Chucho Valdés joue avec les styles, bop, pop, son, mambo, classique, contemporain et ainsi de suite… Tout n’est finalement que matière à créer de la musique. Voilà pourquoi la loi des sacro-saintes catégories, les histoires de chapelles et les œillères des gardiens du temple, il s’en est affranchi avec style, le sien : une main de fer et un doigté de soie, qui peut caresser ou fracasser le clavier, tourner autour d’une simple ligne mélodique, décoller sur une dense rythmique ou partir dans des vertiges harmoniques. Impossible de cerner l’art de Chucho Valdés, « le pianiste le plus complet au monde », selon un magazine de référence dans le jazz. Un pur (impur ?) produit de l’école cubaine, il incarne ce qu’un autre Caribéen, le philosophe martiniquais Edouard Glissant, désigne par le Tout-monde. Une notion qui n’a rien à voir avec le conformisme de l’universel ni l’uniforme du métissage. Et à bien l’écouter, la musique de Chucho Valdés raconte autrement une même version du monde, ouvert par nature à l’autre, une
« archipellisation » de la pensée qui invite à tracer des passerelles entre les mondes, à briser les murs des identités segmentées.
Avant de nous revenir fidèle à une esthétique dont il a lui-même posé de profonds jalons, Chucho Valdés aura creusé de nombreux sillons.
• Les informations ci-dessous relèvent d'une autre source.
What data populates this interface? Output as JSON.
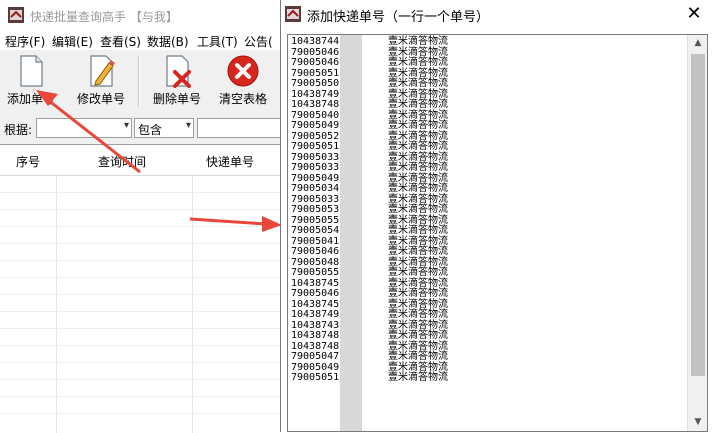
{
  "main": {
    "title": "快递批量查询高手 【与我】",
    "menu": [
      "程序(F)",
      "编辑(E)",
      "查看(S)",
      "数据(B)",
      "工具(T)",
      "公告("
    ],
    "toolbar": {
      "add": "添加单号",
      "edit": "修改单号",
      "delete": "删除单号",
      "clear": "清空表格"
    },
    "filter": {
      "label": "根据:",
      "field_value": "",
      "mode_value": "包含",
      "search_value": ""
    },
    "grid_headers": [
      "序号",
      "查询时间",
      "快递单号"
    ]
  },
  "dialog": {
    "title": "添加快递单号（一行一个单号）",
    "close_label": "✕",
    "lines": [
      {
        "num": "10438744",
        "carrier": "壹米滴答物流"
      },
      {
        "num": "79005046",
        "carrier": "壹米滴答物流"
      },
      {
        "num": "79005046",
        "carrier": "壹米滴答物流"
      },
      {
        "num": "79005051",
        "carrier": "壹米滴答物流"
      },
      {
        "num": "79005050",
        "carrier": "壹米滴答物流"
      },
      {
        "num": "10438749",
        "carrier": "壹米滴答物流"
      },
      {
        "num": "10438748",
        "carrier": "壹米滴答物流"
      },
      {
        "num": "79005040",
        "carrier": "壹米滴答物流"
      },
      {
        "num": "79005049",
        "carrier": "壹米滴答物流"
      },
      {
        "num": "79005052",
        "carrier": "壹米滴答物流"
      },
      {
        "num": "79005051",
        "carrier": "壹米滴答物流"
      },
      {
        "num": "79005033",
        "carrier": "壹米滴答物流"
      },
      {
        "num": "79005033",
        "carrier": "壹米滴答物流"
      },
      {
        "num": "79005049",
        "carrier": "壹米滴答物流"
      },
      {
        "num": "79005034",
        "carrier": "壹米滴答物流"
      },
      {
        "num": "79005033",
        "carrier": "壹米滴答物流"
      },
      {
        "num": "79005053",
        "carrier": "壹米滴答物流"
      },
      {
        "num": "79005055",
        "carrier": "壹米滴答物流"
      },
      {
        "num": "79005054",
        "carrier": "壹米滴答物流"
      },
      {
        "num": "79005041",
        "carrier": "壹米滴答物流"
      },
      {
        "num": "79005046",
        "carrier": "壹米滴答物流"
      },
      {
        "num": "79005048",
        "carrier": "壹米滴答物流"
      },
      {
        "num": "79005055",
        "carrier": "壹米滴答物流"
      },
      {
        "num": "10438745",
        "carrier": "壹米滴答物流"
      },
      {
        "num": "79005046",
        "carrier": "壹米滴答物流"
      },
      {
        "num": "10438745",
        "carrier": "壹米滴答物流"
      },
      {
        "num": "10438749",
        "carrier": "壹米滴答物流"
      },
      {
        "num": "10438743",
        "carrier": "壹米滴答物流"
      },
      {
        "num": "10438748",
        "carrier": "壹米滴答物流"
      },
      {
        "num": "10438748",
        "carrier": "壹米滴答物流"
      },
      {
        "num": "79005047",
        "carrier": "壹米滴答物流"
      },
      {
        "num": "79005049",
        "carrier": "壹米滴答物流"
      },
      {
        "num": "79005051",
        "carrier": "壹米滴答物流"
      }
    ]
  },
  "icons": {
    "app": "app-icon",
    "add": "new-document-icon",
    "edit": "pencil-document-icon",
    "delete": "delete-document-icon",
    "clear": "red-x-circle-icon",
    "arrow": "red-annotation-arrow"
  },
  "colors": {
    "arrow": "#e8473a",
    "clear_icon": "#d9261c"
  }
}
Des chemins buissonniers quelque part entre Monk et Ravel ; des sentiers lumineux éclairés par Ernesto Lecuona et Bill Evans. Autant de pistes de réflexion, fondatrices et fondamentales, pour ce musicien qui cherche et trouve dans les notes, noires et blanches, la matière à faire jaillir un univers de toutes les couleurs. À l’image des visions surréalistes du peintre Lam, dont une œuvre servit de support à Misa Negra, album totémique d’Irakere. Une jungle sonore plus qu’un groupe de musique, un creuset générationnel plus qu’une addition de surdoués, Irakere est entré depuis belle lurette au panthéon des musiques cubaines. Tous au service de son maître d’œuvre, une vision polymorphe où le jazz entre en transe, où le funk se joue en version latine, où le bon vieux swing se conjugue avec la clave si typique. Emblématique de toute sa démarche, Irakere n’est malgré tout qu’une partie de la carrière bien plus vaste de Dionisio Jesús « Chucho » Valdés Rodríguez. Il y eut un avant, et puis un après.
Avant ce furent les leçons de piano au conservatoire, les premières années à se faire la main, à parfaire une science du contrepoint et un sens de la mélodie ajustée auprès de son père, Bebo Valdés, haute autorité de la musique cubaine. En 1959, le jeune homme débute d’ailleurs dans Sabor de Cuba, sous la direction de ce dernier, avant qu’il n’émigre. Âgé de 19 ans, Chucho Valdés demeure lui à La Havane où il va vite devenir un des piliers du label Egrem, tout en développant en parallèle ses propres projets : Chucho Valdés et son combo, en 1960, puis l’Orquesta Cubana De Musica Moderna, un septuor plus orienté jazz, et enfin Irakere, qui s’impose dès son premier disque en 1974 avec « Bacalao Con Pane », un classique de groove bariolé ! Dès lors, il va enchaîner les succès, engranger les Grammy, renouvelant constamment cette formation et cette formule durant plus d’un quart de siècle. Et après l’an 2000 ? Ayant déjà rejoint l’écurie Blue Note, le natif de Quivicán signe désormais sous son seul nom des disques qui font la synthèse de soixante ans de musiques, où il se projette tout autant vers de nouveaux territoires : New Conceptions, puis Chucho’s Steps, saluent ainsi les géants de l’histoire du jazz.